Words of the day:  I have to admit this made me laugh a little so I am sharing it first: 

ab im Kopp- off in the head.

The Amish church began in 1693 by Jakob Amman.
Amman believed in stronger church discipline.

They mainly came from 3 places:
     1.  German speaking parts of Switzerland.
     2.  Alsace-now parts of France.
     3.  Palatinate of Germany.

 The Amish began migrating to Pennsylvania in the 18th century in a reaction to the wars, poverty and religious persecution.

The very first Amish went to Berks County Pennsylvania, but later moved to Lancaster County Pennsylvania.

The word Amish is not used for an Ethnic designation but simply to relate members of their faith community.

Recipe of the day:

Shoofly Pie

1 1/2 cups flour
1 cup brown sugar 
2/3 cup shortening

Combine all ingredients. Mix well. Reserve 1 1/2 cups crumbs to mix with liquid mixture.


1 cup molasses
1/2 cup brown sugar
2 eggs
1 tsp soda dissolved in 1 cup hot water

Combine molasses,brown sugar,eggs and soda water. Add reserved crumbs and mix well. Pour into 3 unbaked 9" pie shells or 2 deep dish pie shells. Top with remaining crumbs. Bake at 350 for 60 minutes.

Until tomorrow 

Wednesday, February 2, 2011

Snow in Kansas City

Well, the snow actually did hit. So what to do now? Enjoy the blessings of a warm house and food to eat.

 I actually got to read a book from beginning to end yesterday. Plain Perfect by Beth Wiseman.

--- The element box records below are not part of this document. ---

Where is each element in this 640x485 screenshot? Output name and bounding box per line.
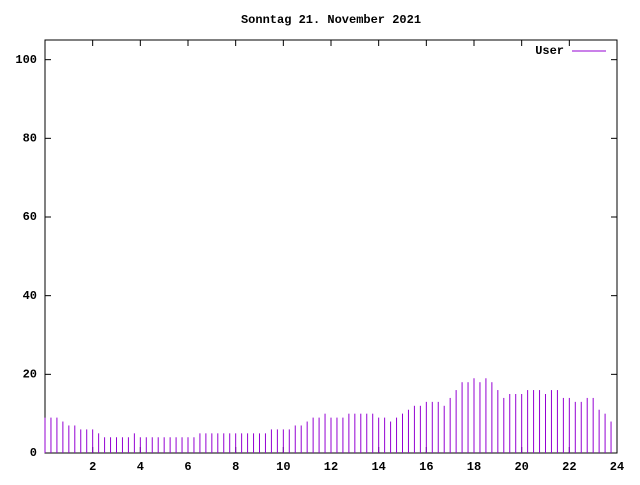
y-tick-label: 40 <box>23 289 37 303</box>
x-tick-label: 6 <box>184 460 191 474</box>
x-tick-label: 2 <box>89 460 96 474</box>
x-tick-label: 18 <box>467 460 481 474</box>
x-tick-label: 8 <box>232 460 239 474</box>
plot-frame <box>44 39 618 454</box>
x-tick-label: 10 <box>276 460 290 474</box>
y-tick-label: 0 <box>30 446 37 460</box>
y-tick-label: 20 <box>23 368 37 382</box>
x-tick-label: 4 <box>137 460 144 474</box>
chart-title: Sonntag 21. November 2021 <box>241 13 421 27</box>
x-tick-label: 22 <box>562 460 576 474</box>
y-tick-label: 100 <box>15 53 37 67</box>
y-tick-label: 80 <box>23 132 37 146</box>
legend-label: User <box>535 44 564 58</box>
x-tick-label: 16 <box>419 460 433 474</box>
x-tick-label: 20 <box>514 460 528 474</box>
y-tick-label: 60 <box>23 210 37 224</box>
x-tick-label: 24 <box>610 460 624 474</box>
x-tick-label: 14 <box>371 460 385 474</box>
x-tick-label: 12 <box>324 460 338 474</box>
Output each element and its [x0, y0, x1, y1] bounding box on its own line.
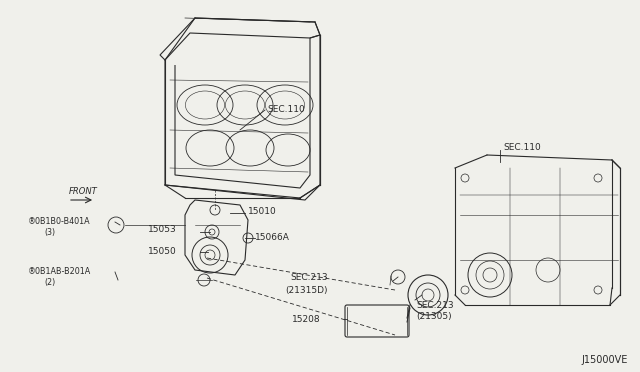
Text: ®0B1AB-B201A: ®0B1AB-B201A: [28, 267, 92, 276]
Text: SEC.110: SEC.110: [267, 106, 305, 115]
Text: J15000VE: J15000VE: [582, 355, 628, 365]
Text: (3): (3): [44, 228, 55, 237]
Text: (21315D): (21315D): [285, 285, 328, 295]
Text: ®0B1B0-B401A: ®0B1B0-B401A: [28, 218, 91, 227]
Text: 15010: 15010: [248, 208, 276, 217]
Text: FRONT: FRONT: [68, 187, 97, 196]
Text: (2): (2): [44, 279, 55, 288]
Text: 15208: 15208: [292, 314, 321, 324]
Text: SEC.213: SEC.213: [416, 301, 454, 310]
Text: SEC.213: SEC.213: [291, 273, 328, 282]
Text: 15050: 15050: [148, 247, 177, 257]
Text: (21305): (21305): [416, 312, 452, 321]
Text: 15053: 15053: [148, 225, 177, 234]
Text: 15066A: 15066A: [255, 234, 290, 243]
Text: SEC.110: SEC.110: [503, 142, 541, 151]
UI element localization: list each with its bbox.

I simply adore all Amish Stories, and really am fascinated with their views on life and how we all seem to think that because they do not have the same distractions and influences we have that their lives are just all roses and laughter.

I think about how I can try to live my life like the Amish, and change my mindset to live more peaceful. So this is my quest to find out can I go from being a stressed out, angry, agitated doubtful believer to a strong, grateful, and encouraging human being to everyone around me.

I am setting out on a journey to learn as much as I can about the Amish, and hope to find a better person inside of me along the way.

I understand I will never be Amish but I hope that in this journey I will have a better understanding on how their strong Bible beliefs make them exactly who they are.

First question to be answered who are the Amish, and where did they come from?